Vision-Language Pre-training for Image Captioning and Question Answering

Geek Repo:Geek Repo

Github PK Tool:Github PK Tool

Require a quick start for simple usage...

wubowen416 opened this issue · comments

Hi, I just want to test the captioning result on some raw images. I have read the vlp/decode_img2txt.py, but the settings are a little bit complicated for me, for example, the standard size of an input image.

So it would be very kind of you if a simple usage could be provided.

I really appreciate any help you can provide.

I second this.
Would be much appreciated

@wubowen416 @mikkelmedm Thanks for your interest in our work. There is no easy way currently. You will need to extract image features using Detectron (https://github.com/LuoweiZhou/detectron-vlp#vlp) and then set the path to your feature/proposal .h5 files accordingly. We were using Caffe2 Detectron back in 2019 which has compatible issues with PyTorch Detectron2. Therefore, an end-to-end solution for the current repo is quite tricky.
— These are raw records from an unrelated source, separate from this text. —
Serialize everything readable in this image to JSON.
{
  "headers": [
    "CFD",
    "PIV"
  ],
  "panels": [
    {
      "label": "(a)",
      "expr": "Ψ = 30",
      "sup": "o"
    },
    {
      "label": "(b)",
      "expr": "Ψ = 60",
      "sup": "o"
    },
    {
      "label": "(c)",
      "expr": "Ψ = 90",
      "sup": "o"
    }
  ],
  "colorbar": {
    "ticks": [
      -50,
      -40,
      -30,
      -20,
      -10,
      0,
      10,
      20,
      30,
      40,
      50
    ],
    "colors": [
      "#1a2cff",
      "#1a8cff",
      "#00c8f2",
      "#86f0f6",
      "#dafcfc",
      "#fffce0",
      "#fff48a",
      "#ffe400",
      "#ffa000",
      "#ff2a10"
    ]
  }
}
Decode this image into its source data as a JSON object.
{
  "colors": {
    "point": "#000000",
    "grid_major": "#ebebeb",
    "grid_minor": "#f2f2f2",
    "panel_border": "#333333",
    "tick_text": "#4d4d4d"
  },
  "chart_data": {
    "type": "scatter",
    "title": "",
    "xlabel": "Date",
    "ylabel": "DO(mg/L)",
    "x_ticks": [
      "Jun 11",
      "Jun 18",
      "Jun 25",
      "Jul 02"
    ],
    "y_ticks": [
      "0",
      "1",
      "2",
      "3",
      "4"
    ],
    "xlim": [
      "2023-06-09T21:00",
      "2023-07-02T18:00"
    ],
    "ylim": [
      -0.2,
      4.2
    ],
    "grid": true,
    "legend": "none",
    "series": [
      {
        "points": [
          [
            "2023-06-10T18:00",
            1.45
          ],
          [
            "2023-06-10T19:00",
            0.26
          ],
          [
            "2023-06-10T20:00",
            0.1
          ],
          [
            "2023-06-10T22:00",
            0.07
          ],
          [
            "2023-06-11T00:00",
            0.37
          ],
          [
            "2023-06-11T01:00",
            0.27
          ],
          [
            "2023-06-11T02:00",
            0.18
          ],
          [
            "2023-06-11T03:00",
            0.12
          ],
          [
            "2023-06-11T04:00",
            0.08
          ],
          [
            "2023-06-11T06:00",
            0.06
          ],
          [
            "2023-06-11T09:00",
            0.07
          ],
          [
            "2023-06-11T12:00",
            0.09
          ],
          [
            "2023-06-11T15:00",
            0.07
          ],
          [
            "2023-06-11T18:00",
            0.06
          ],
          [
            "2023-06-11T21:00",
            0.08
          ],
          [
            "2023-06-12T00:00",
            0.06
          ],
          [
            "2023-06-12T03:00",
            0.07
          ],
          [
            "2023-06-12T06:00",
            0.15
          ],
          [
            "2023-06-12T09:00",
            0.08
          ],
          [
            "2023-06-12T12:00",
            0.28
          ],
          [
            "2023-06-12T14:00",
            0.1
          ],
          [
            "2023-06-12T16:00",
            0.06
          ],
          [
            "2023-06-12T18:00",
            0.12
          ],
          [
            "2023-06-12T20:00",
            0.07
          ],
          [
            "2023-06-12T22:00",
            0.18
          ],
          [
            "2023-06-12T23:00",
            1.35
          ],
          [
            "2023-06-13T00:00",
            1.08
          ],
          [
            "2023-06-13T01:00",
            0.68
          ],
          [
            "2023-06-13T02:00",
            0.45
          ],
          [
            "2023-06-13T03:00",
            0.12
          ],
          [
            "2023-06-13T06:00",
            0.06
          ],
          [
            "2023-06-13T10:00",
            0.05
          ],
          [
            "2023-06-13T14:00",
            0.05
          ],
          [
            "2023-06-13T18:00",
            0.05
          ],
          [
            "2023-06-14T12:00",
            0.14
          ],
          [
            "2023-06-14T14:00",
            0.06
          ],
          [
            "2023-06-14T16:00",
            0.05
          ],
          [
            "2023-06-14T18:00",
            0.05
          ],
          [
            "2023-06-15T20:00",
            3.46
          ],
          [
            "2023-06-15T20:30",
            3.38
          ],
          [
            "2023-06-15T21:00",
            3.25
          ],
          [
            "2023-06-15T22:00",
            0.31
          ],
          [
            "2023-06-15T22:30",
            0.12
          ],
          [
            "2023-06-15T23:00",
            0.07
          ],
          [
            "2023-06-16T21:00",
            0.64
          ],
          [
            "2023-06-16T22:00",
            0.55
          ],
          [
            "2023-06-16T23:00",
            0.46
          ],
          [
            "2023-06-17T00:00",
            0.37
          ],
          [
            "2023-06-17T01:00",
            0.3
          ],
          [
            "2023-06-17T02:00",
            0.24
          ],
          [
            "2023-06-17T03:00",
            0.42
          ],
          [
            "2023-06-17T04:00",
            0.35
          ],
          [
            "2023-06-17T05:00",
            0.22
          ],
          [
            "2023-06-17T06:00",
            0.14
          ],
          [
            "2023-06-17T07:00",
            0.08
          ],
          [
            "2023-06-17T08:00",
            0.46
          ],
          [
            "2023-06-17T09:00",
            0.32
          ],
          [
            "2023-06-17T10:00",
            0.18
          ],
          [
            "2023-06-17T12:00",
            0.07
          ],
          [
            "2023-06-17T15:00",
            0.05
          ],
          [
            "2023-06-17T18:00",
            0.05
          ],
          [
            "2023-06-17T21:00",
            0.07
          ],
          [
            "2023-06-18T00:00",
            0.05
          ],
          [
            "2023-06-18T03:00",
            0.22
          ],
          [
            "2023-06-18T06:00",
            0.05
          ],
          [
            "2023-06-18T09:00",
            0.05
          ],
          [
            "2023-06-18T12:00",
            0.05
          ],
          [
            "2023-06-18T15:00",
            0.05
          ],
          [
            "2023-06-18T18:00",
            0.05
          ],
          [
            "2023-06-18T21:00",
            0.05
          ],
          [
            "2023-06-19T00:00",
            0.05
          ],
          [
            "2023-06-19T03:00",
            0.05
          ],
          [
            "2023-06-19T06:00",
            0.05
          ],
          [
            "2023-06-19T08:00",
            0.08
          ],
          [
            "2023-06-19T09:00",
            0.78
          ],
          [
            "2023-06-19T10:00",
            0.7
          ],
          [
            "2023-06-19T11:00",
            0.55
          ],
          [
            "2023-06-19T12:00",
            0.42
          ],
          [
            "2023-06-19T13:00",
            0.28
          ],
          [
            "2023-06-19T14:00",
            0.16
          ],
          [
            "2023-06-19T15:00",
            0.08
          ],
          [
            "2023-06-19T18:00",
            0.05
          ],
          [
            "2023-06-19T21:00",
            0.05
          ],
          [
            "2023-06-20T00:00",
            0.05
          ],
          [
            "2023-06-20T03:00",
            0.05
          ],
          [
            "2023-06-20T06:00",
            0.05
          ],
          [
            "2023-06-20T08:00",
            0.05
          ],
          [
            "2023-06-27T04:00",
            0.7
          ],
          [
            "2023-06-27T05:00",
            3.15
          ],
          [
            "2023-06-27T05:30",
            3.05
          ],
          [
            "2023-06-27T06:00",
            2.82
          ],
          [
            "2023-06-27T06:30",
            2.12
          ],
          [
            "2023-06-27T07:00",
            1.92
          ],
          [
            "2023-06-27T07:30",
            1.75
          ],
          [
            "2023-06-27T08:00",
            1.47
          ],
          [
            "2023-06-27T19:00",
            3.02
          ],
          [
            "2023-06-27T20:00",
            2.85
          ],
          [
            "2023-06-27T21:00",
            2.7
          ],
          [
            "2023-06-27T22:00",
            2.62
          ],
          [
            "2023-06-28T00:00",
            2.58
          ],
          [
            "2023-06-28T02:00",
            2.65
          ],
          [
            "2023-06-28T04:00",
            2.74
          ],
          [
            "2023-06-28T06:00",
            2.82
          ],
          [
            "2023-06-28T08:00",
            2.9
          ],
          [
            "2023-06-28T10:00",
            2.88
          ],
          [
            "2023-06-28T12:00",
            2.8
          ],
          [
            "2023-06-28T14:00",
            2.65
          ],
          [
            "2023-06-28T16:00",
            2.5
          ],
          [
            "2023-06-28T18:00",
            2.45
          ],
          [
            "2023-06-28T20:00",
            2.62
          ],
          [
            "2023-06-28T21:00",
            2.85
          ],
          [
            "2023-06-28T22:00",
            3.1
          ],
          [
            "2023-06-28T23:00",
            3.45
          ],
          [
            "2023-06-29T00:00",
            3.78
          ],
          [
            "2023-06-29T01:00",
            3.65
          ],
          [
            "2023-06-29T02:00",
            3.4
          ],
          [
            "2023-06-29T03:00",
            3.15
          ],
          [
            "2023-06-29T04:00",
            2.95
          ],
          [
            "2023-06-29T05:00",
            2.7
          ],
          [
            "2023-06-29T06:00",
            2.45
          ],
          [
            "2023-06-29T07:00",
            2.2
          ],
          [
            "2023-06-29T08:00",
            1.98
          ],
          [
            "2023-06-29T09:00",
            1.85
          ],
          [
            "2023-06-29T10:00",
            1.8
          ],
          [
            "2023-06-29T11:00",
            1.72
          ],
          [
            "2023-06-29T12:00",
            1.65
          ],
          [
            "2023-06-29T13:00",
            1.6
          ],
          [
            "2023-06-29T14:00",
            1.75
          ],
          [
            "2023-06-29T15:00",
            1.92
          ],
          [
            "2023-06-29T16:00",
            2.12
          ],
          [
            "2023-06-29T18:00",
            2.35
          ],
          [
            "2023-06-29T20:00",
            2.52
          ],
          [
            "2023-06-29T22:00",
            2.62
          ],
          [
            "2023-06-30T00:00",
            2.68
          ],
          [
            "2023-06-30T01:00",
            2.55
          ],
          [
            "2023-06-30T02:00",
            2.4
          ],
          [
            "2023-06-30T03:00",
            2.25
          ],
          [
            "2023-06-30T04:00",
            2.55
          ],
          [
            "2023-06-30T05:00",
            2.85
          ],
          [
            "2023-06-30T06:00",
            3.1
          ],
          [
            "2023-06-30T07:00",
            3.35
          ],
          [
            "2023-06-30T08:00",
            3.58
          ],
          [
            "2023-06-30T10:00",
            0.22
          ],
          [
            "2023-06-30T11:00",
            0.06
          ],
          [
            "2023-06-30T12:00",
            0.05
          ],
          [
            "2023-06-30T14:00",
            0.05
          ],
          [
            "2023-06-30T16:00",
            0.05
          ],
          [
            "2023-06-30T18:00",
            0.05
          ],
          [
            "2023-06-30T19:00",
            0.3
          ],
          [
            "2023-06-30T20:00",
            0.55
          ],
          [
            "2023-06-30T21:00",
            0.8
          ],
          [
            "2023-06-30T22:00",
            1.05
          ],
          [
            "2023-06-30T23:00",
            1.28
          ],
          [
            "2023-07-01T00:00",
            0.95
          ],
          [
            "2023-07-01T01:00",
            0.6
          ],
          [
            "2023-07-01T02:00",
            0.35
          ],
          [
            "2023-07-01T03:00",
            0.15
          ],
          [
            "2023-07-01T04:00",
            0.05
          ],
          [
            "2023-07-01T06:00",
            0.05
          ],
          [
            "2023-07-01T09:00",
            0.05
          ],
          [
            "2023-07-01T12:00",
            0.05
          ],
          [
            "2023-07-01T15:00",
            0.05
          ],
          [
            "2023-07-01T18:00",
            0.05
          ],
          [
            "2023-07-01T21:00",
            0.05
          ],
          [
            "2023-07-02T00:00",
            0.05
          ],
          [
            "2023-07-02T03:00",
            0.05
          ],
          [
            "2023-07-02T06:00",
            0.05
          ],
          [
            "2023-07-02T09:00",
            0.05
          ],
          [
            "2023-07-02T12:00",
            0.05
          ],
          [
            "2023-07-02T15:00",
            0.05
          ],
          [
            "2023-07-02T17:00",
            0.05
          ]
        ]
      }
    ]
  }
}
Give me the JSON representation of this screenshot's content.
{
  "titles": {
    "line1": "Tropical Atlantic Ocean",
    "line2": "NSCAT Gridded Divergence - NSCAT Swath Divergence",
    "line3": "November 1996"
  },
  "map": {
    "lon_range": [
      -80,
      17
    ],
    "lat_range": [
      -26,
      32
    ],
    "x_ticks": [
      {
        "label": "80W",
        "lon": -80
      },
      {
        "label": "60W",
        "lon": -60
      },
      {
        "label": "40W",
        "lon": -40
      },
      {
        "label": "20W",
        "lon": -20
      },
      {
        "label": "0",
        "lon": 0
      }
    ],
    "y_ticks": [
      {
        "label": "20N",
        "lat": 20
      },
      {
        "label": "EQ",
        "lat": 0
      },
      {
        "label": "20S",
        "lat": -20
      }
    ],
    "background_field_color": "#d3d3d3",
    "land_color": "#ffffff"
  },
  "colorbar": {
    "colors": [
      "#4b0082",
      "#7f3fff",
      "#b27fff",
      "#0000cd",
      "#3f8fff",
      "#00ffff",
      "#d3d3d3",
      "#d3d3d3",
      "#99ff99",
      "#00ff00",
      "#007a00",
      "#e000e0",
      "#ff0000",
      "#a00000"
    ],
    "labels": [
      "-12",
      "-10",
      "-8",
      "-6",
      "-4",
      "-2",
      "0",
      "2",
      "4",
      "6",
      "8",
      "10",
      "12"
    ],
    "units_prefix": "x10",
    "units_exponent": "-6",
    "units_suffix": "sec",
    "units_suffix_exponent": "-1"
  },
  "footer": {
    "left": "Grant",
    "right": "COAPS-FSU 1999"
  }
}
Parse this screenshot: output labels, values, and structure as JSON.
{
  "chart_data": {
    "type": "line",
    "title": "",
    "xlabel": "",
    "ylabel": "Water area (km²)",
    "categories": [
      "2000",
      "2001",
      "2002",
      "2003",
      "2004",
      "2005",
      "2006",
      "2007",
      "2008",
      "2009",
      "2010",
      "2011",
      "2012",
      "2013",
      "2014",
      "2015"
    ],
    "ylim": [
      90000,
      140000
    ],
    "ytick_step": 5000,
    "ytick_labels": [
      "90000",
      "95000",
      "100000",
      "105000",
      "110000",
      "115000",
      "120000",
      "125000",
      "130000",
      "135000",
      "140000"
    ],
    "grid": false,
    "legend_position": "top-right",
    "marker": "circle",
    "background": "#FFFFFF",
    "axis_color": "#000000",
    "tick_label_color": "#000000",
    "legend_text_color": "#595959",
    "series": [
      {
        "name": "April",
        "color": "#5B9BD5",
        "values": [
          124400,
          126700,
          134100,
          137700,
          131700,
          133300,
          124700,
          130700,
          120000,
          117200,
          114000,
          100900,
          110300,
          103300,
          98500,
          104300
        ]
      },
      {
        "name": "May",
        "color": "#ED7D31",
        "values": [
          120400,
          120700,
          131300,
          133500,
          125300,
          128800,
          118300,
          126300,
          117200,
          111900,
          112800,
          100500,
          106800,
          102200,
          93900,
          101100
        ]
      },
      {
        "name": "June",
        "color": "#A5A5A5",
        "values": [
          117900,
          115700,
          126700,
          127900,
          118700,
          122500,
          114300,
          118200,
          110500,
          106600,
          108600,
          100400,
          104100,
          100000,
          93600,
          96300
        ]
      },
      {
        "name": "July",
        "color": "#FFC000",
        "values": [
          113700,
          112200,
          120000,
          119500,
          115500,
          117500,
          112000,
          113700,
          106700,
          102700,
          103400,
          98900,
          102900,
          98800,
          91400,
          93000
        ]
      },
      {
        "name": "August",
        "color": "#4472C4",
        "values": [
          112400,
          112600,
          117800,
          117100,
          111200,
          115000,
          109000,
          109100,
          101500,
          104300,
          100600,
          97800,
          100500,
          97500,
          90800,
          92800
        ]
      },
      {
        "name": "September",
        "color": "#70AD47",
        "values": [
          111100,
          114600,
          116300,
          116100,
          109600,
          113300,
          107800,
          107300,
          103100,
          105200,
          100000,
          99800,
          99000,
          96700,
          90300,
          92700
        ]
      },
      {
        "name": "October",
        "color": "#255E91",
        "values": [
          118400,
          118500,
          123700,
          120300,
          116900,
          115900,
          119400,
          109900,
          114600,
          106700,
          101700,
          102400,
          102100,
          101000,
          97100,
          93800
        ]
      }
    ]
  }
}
Thanks for the reply and info

Do you mean the input of this repo is the output of Detectron on images? So that after the features are extracted using Detectron, an end-to-end way (Detection features -> caption) can be realized within this repo?

Yes, except that you will also set up the annotation file to feed in --src_file (see $DATA_ROOT/COCO/annotations/dataset_coco.json for the example format).

Hey @LuoweiZhou
Would this work for feature extraction https://github.com/airsplay/py-bottom-up-attention?

Yes, except that you will also set up the annotation file to feed in --src_file (see $DATA_ROOT/COCO/annotations/dataset_coco.json for the example format).

Many thanks. I will try!

Hey @LuoweiZhou
Would this work for feature extraction https://github.com/airsplay/py-bottom-up-attention?

@amil-rp-work No, our detection model is separately trained from the original bottom-up detector, despite that we are using the same VG data and annotation (slightly different on some configurations). Our pre-trained models would not work with original bottom-up features. If you do your own training, that feature should still work fine.